Sangha, 22h25


Aujourd'hui
, nous sommes restés sur le plateau et avons exploré les environs septentrionaux de Sangha. Ce fut encore l'occasion de s'immerger un peu plus dans la culture dogon, ses règles organisant la vie quotidienne, les pratiques divinatoires et les rites communautaires. Tout cela en liaison avec une vision du monde fondée sur l'unité du village et l'harmonie entre morts et vivants.
Sur la photographie ci-contre, on peut voir une table divinatoire : chaque case correspond à une question précise, des arachides sont jetées pour attirer les renards et le divin interprète les pas du renard dans les cases
. La marche est vraiment le meilleur moyen de s'attarder intelligemment et de comprendre les petits riens du quotidien qui font la vie ordinaire en pays Dogon. : les pratiques agricoles, les manières d'anticiper les malheurs à venir, la simplicité et la lutte de tous les jours exigée par la vie loin du confort moderne.

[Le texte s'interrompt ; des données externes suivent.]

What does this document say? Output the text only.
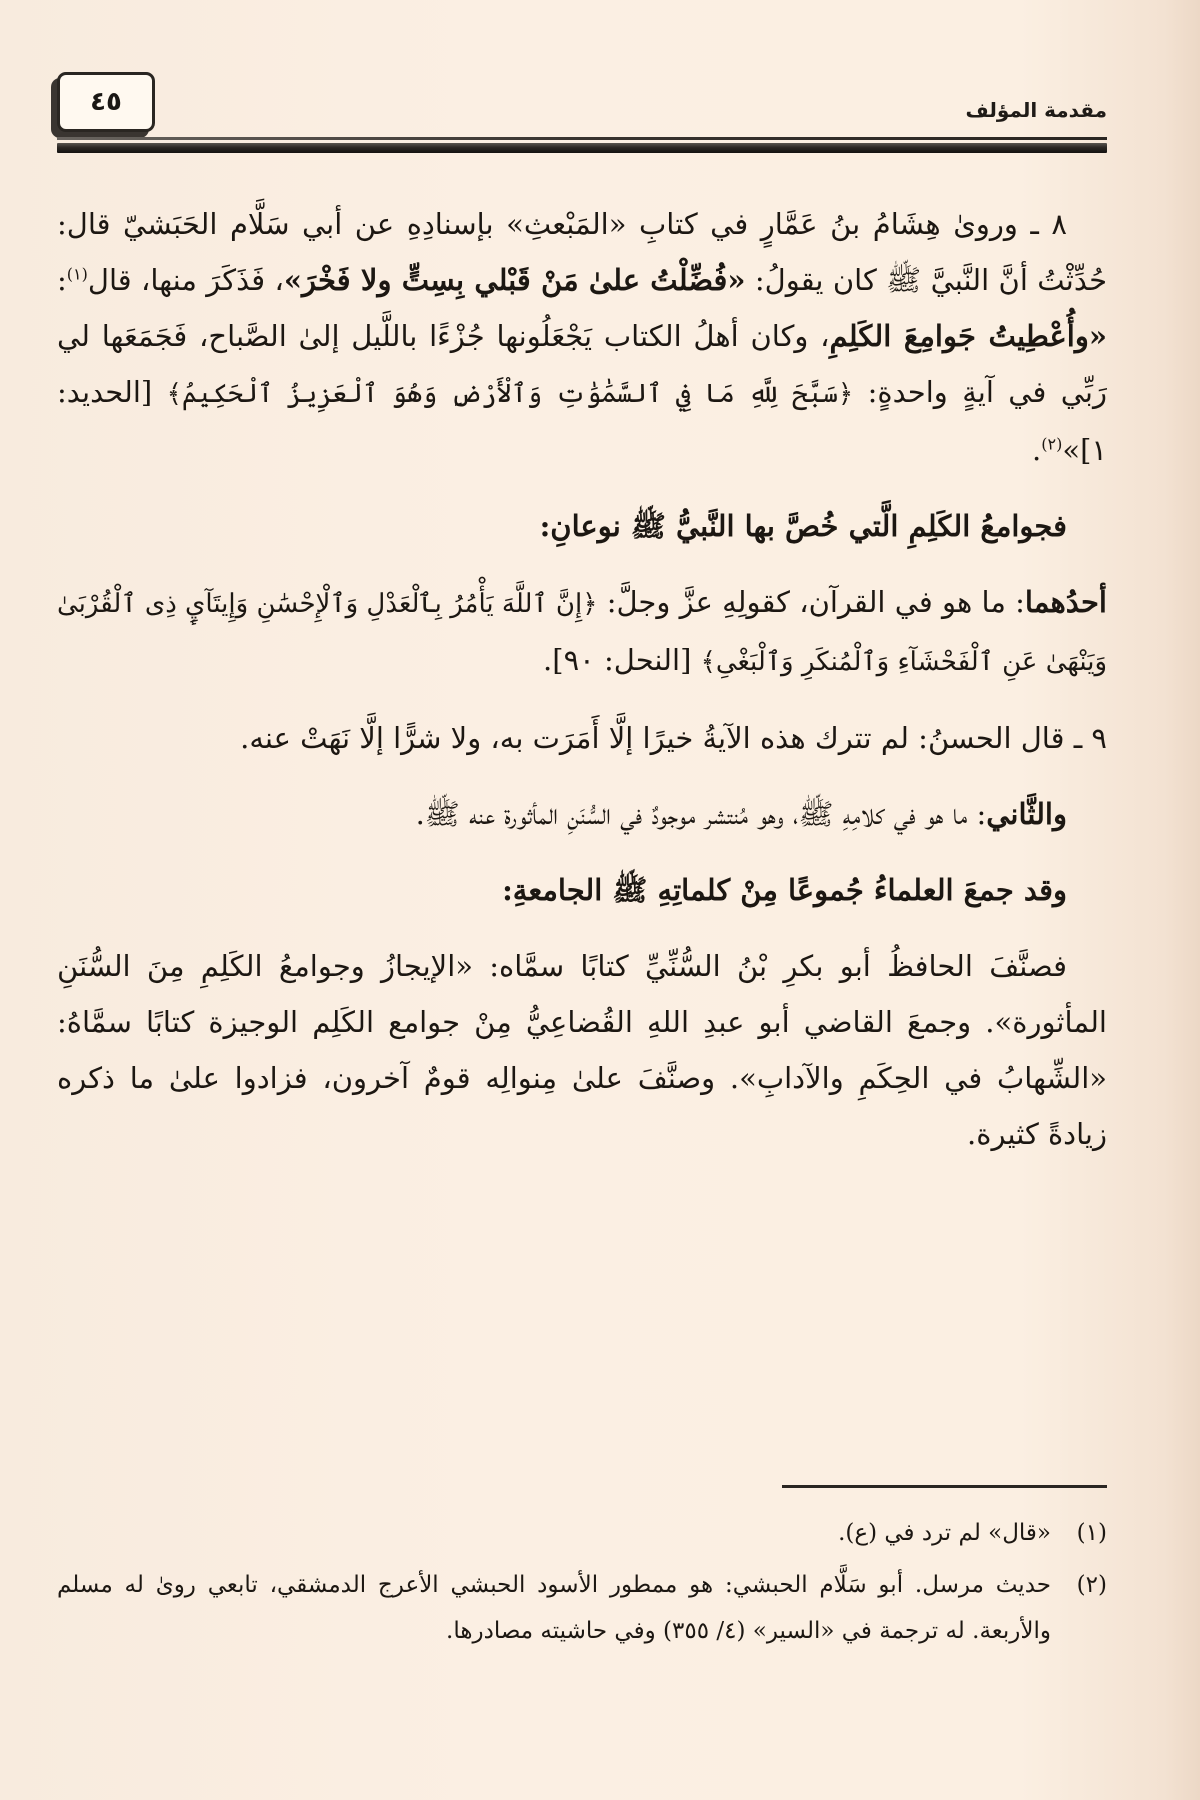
٤٥	مقدمة المؤلف

٨ ـ وروىٰ هِشَامُ بنُ عَمَّارٍ في كتابِ «المَبْعثِ» بإسنادِهِ عن أبي سَلَّام الحَبَشيّ قال: حُدِّثْتُ أنَّ النَّبيَّ ﷺ كان يقولُ: «فُضِّلْتُ علىٰ مَنْ قَبْلي بِسِتٍّ ولا فَخْرَ»، فَذَكَرَ منها، قال$^{(١)}$: «وأُعْطِيتُ جَوامِعَ الكَلِمِ، وكان أهلُ الكتاب يَجْعَلُونها جُزْءًا باللَّيل إلىٰ الصَّباح، فَجَمَعَها لي رَبِّي في آيةٍ واحدةٍ: ﴿سَبَّحَ لِلَّهِ مَا فِي ٱلسَّمَٰوَٰتِ وَٱلْأَرْضِ وَهُوَ ٱلْعَزِيزُ ٱلْحَكِيمُ﴾ [الحديد: ١]»$^{(٢)}$.

فجوامعُ الكَلِمِ الَّتي خُصَّ بها النَّبيُّ ﷺ نوعانِ:

أحدُهما: ما هو في القرآن، كقولِهِ عزَّ وجلَّ: ﴿إِنَّ ٱللَّهَ يَأْمُرُ بِٱلْعَدْلِ وَٱلْإِحْسَٰنِ وَإِيتَآيِٕ ذِى ٱلْقُرْبَىٰ وَيَنْهَىٰ عَنِ ٱلْفَحْشَآءِ وَٱلْمُنكَرِ وَٱلْبَغْىِ﴾ [النحل: ٩٠].

٩ ـ قال الحسنُ: لم تترك هذه الآيةُ خيرًا إلَّا أَمَرَت به، ولا شرًّا إلَّا نَهَتْ عنه.

والثَّاني: ما هو في كلامِهِ ﷺ، وهو مُنتشر موجودٌ في السُّنَنِ المأثورة عنه ﷺ.

وقد جمعَ العلماءُ جُموعًا مِنْ كلماتِهِ ﷺ الجامعةِ:

فصنَّفَ الحافظُ أبو بكرِ بْنُ السُّنِّيِّ كتابًا سمَّاه: «الإيجازُ وجوامعُ الكَلِمِ مِنَ السُّنَنِ المأثورة». وجمعَ القاضي أبو عبدِ اللهِ القُضاعِيُّ مِنْ جوامع الكَلِم الوجيزة كتابًا سمَّاهُ: «الشِّهابُ في الحِكَمِ والآدابِ». وصنَّفَ علىٰ مِنوالِه قومٌ آخرون، فزادوا علىٰ ما ذكره زيادةً كثيرة.

(١)
«قال» لم ترد في (ع).

(٢)
حديث مرسل. أبو سَلَّام الحبشي: هو ممطور الأسود الحبشي الأعرج الدمشقي، تابعي روىٰ له مسلم والأربعة. له ترجمة في «السير» (٤/ ٣٥٥) وفي حاشيته مصادرها.
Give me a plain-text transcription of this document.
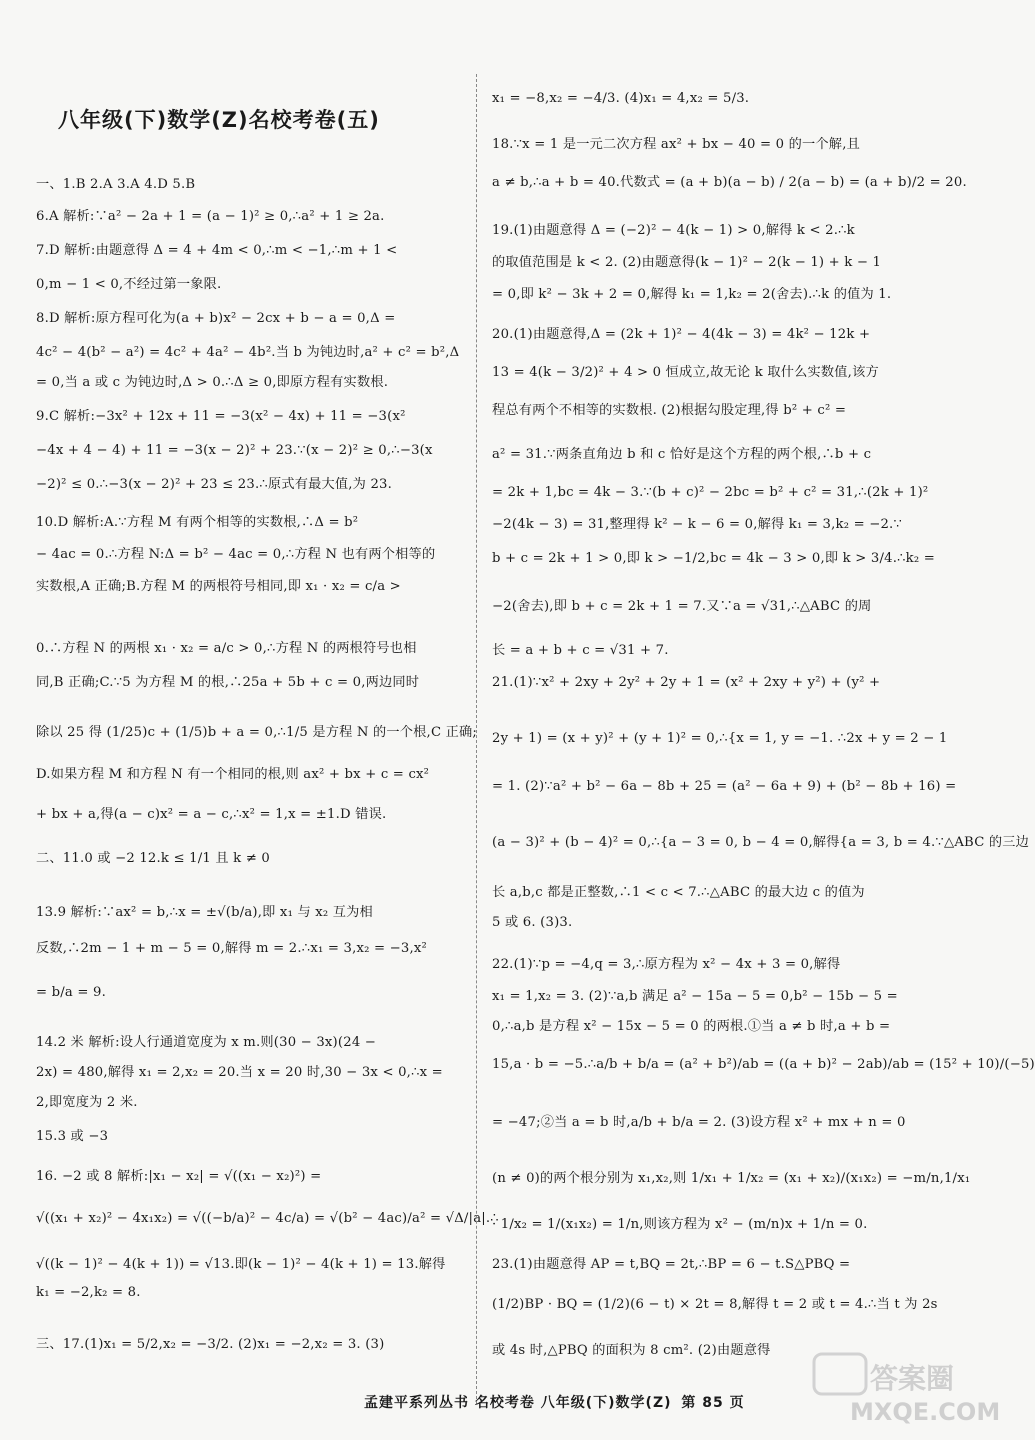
八年级(下)数学(Z)名校考卷(五)
一、1.B 2.A 3.A 4.D 5.B
6.A 解析:∵a² − 2a + 1 = (a − 1)² ≥ 0,∴a² + 1 ≥ 2a.
7.D 解析:由题意得 Δ = 4 + 4m < 0,∴m < −1,∴m + 1 <
0,m − 1 < 0,不经过第一象限.
8.D 解析:原方程可化为(a + b)x² − 2cx + b − a = 0,Δ =
4c² − 4(b² − a²) = 4c² + 4a² − 4b².当 b 为钝边时,a² + c² = b²,Δ
= 0,当 a 或 c 为钝边时,Δ > 0.∴Δ ≥ 0,即原方程有实数根.
9.C 解析:−3x² + 12x + 11 = −3(x² − 4x) + 11 = −3(x²
−4x + 4 − 4) + 11 = −3(x − 2)² + 23.∵(x − 2)² ≥ 0,∴−3(x
−2)² ≤ 0.∴−3(x − 2)² + 23 ≤ 23.∴原式有最大值,为 23.
10.D 解析:A.∵方程 M 有两个相等的实数根,∴Δ = b²
− 4ac = 0.∴方程 N:Δ = b² − 4ac = 0,∴方程 N 也有两个相等的
实数根,A 正确;B.方程 M 的两根符号相同,即 x₁ · x₂ = c/a >
0.∴方程 N 的两根 x₁ · x₂ = a/c > 0,∴方程 N 的两根符号也相
同,B 正确;C.∵5 为方程 M 的根,∴25a + 5b + c = 0,两边同时
除以 25 得 (1/25)c + (1/5)b + a = 0,∴1/5 是方程 N 的一个根,C 正确;
D.如果方程 M 和方程 N 有一个相同的根,则 ax² + bx + c = cx²
+ bx + a,得(a − c)x² = a − c,∴x² = 1,x = ±1.D 错误.
二、11.0 或 −2 12.k ≤ 1/1 且 k ≠ 0
13.9 解析:∵ax² = b,∴x = ±√(b/a),即 x₁ 与 x₂ 互为相
反数,∴2m − 1 + m − 5 = 0,解得 m = 2.∴x₁ = 3,x₂ = −3,x²
= b/a = 9.
14.2 米 解析:设人行通道宽度为 x m.则(30 − 3x)(24 −
2x) = 480,解得 x₁ = 2,x₂ = 20.当 x = 20 时,30 − 3x < 0,∴x =
2,即宽度为 2 米.
15.3 或 −3
16. −2 或 8 解析:|x₁ − x₂| = √((x₁ − x₂)²) =
√((x₁ + x₂)² − 4x₁x₂) = √((−b/a)² − 4c/a) = √(b² − 4ac)/a² = √Δ/|a|.∴
√((k − 1)² − 4(k + 1)) = √13.即(k − 1)² − 4(k + 1) = 13.解得
k₁ = −2,k₂ = 8.
三、17.(1)x₁ = 5/2,x₂ = −3/2. (2)x₁ = −2,x₂ = 3. (3)
x₁ = −8,x₂ = −4/3. (4)x₁ = 4,x₂ = 5/3.
18.∵x = 1 是一元二次方程 ax² + bx − 40 = 0 的一个解,且
a ≠ b,∴a + b = 40.代数式 = (a + b)(a − b) / 2(a − b) = (a + b)/2 = 20.
19.(1)由题意得 Δ = (−2)² − 4(k − 1) > 0,解得 k < 2.∴k
的取值范围是 k < 2. (2)由题意得(k − 1)² − 2(k − 1) + k − 1
= 0,即 k² − 3k + 2 = 0,解得 k₁ = 1,k₂ = 2(舍去).∴k 的值为 1.
20.(1)由题意得,Δ = (2k + 1)² − 4(4k − 3) = 4k² − 12k +
13 = 4(k − 3/2)² + 4 > 0 恒成立,故无论 k 取什么实数值,该方
程总有两个不相等的实数根. (2)根据勾股定理,得 b² + c² =
a² = 31.∵两条直角边 b 和 c 恰好是这个方程的两个根,∴b + c
= 2k + 1,bc = 4k − 3.∵(b + c)² − 2bc = b² + c² = 31,∴(2k + 1)²
−2(4k − 3) = 31,整理得 k² − k − 6 = 0,解得 k₁ = 3,k₂ = −2.∵
b + c = 2k + 1 > 0,即 k > −1/2,bc = 4k − 3 > 0,即 k > 3/4.∴k₂ =
−2(舍去),即 b + c = 2k + 1 = 7.又∵a = √31,∴△ABC 的周
长 = a + b + c = √31 + 7.
21.(1)∵x² + 2xy + 2y² + 2y + 1 = (x² + 2xy + y²) + (y² +
2y + 1) = (x + y)² + (y + 1)² = 0,∴{x = 1, y = −1. ∴2x + y = 2 − 1
= 1. (2)∵a² + b² − 6a − 8b + 25 = (a² − 6a + 9) + (b² − 8b + 16) =
(a − 3)² + (b − 4)² = 0,∴{a − 3 = 0, b − 4 = 0,解得{a = 3, b = 4.∵△ABC 的三边
长 a,b,c 都是正整数,∴1 < c < 7.∴△ABC 的最大边 c 的值为
5 或 6. (3)3.
22.(1)∵p = −4,q = 3,∴原方程为 x² − 4x + 3 = 0,解得
x₁ = 1,x₂ = 3. (2)∵a,b 满足 a² − 15a − 5 = 0,b² − 15b − 5 =
0,∴a,b 是方程 x² − 15x − 5 = 0 的两根.①当 a ≠ b 时,a + b =
15,a · b = −5.∴a/b + b/a = (a² + b²)/ab = ((a + b)² − 2ab)/ab = (15² + 10)/(−5)
= −47;②当 a = b 时,a/b + b/a = 2. (3)设方程 x² + mx + n = 0
(n ≠ 0)的两个根分别为 x₁,x₂,则 1/x₁ + 1/x₂ = (x₁ + x₂)/(x₁x₂) = −m/n,1/x₁
· 1/x₂ = 1/(x₁x₂) = 1/n,则该方程为 x² − (m/n)x + 1/n = 0.
23.(1)由题意得 AP = t,BQ = 2t,∴BP = 6 − t.S△PBQ =
(1/2)BP · BQ = (1/2)(6 − t) × 2t = 8,解得 t = 2 或 t = 4.∴当 t 为 2s
或 4s 时,△PBQ 的面积为 8 cm². (2)由题意得
孟建平系列丛书 名校考卷 八年级(下)数学(Z) 第 85 页
答案圈
MXQE.COM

Et dans ce contexte-là, tout est utile et utilisé parfois avec force de travail et de dévouement. Les feuilles desséchées des arbustes sont par exemple éparpillées dans les champs d'oignon pour mieux retenir l'humidité et limiter l'évaporation. L'écorce des baobabs sert à faire des cordages, le fruit se mange comme une friandise. Il peut également être dissous pour devenir une boisson acidulée ou bien, il peut être évidé et décoré en guise de hochet. Même les sacs plastiques sont récupérés pour être découpés en fils. Ces fils sont utilisés pour dessiner des motifs sur les tissus traditionnels teints à l'indigo.
Les sentiers que nous empruntons sont des trajets de circulation intense et multiforme : le berger et son troupeau bien sûr, mais également des femmes qui, calebasse sur la tête; vont jusqu'à la source pour laver le linge ou faire la vaisselle. En sens inverse, l'eau est ramenée dans les maisons ou les champs. Les sentiers sont également parcourus par les femmes Peul qui se rendent au marché pour vendre du lait frais ou des fagots de bois.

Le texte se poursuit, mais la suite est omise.